Garbage Collection Optimization: High Throughput and Low Latency Java Applications
Article Summary
LinkedIn Engineering cut their tail latency by 75% through systematic garbage collection tuning. Here's their playbook for high-performance Java apps.
Swapnil Ghike shares how LinkedIn's team optimized GC settings for their next-generation feed data platform serving thousands of requests per second.

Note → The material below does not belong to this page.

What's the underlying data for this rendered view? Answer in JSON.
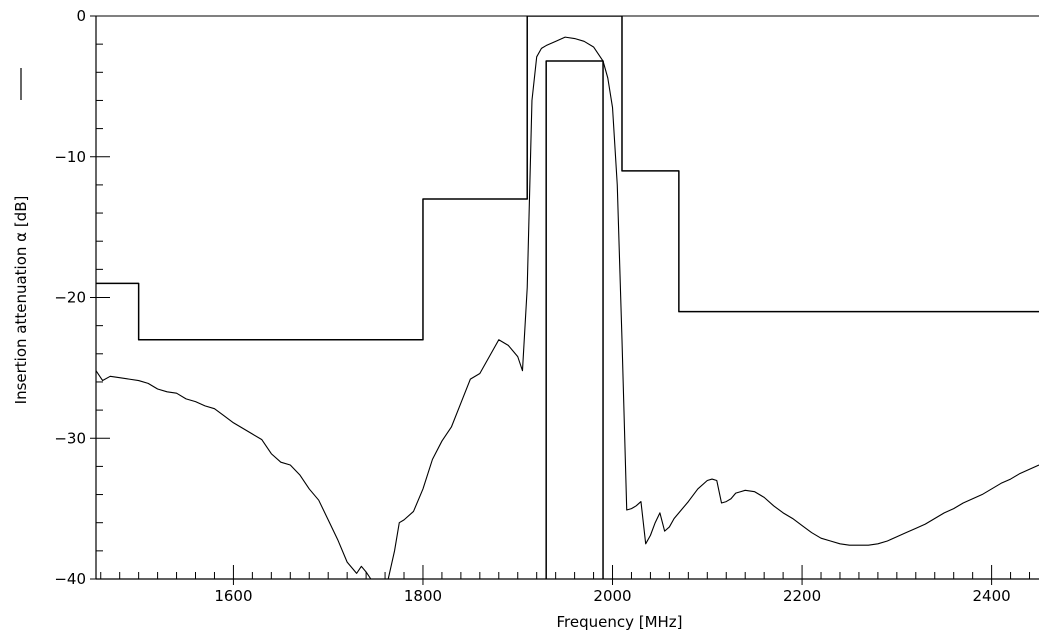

The article breaks down their methodical approach from baseline measurements to production-ready configuration.
Key Takeaways
- ParNew/CMS outperformed G1 collector for their workload, showing lower CPU and memory overhead
- Tuning CMSInitiatingOccupancyFraction to 92 and MaxTenuringThreshold to 2 reduced pause frequency
- Setting ParGCCardsPerStrideChunk to 32768 dropped young gen pauses from 80ms to 50ms
- Final config achieved 60ms p99.9 latency with CMS cycles running just once per hour
- AlwaysPreTouch flag and vm.swappiness=0 eliminated runtime page faulting penalties
LinkedIn achieved 40-60ms GC pauses every 3 seconds and 60ms p99.9 latency through data-driven tuning of ParNew/CMS settings.
About This Article
LinkedIn's feed platform had a garbage collection problem. Young generation pauses were hitting 80ms, and the old generation kept triggering unpredictably. The issue came down to long-lived cached objects piling up in a 32GB heap, with the CMS initiation threshold set at 70%.
Swapnil Ghike's team dug into verbose GC logs using Naarad and gclogviewer to spot patterns. They increased the heap to 40GB and tuned the card table scanning by setting ParGCCardsPerStrideChunk to 32768. This change improved how worker threads distributed their tasks.
The new settings cut young generation pauses down to 40-60ms, happening every three seconds instead of constantly. Old generation collections dropped to about once per hour. The platform could now handle thousands of requests per second without breaking.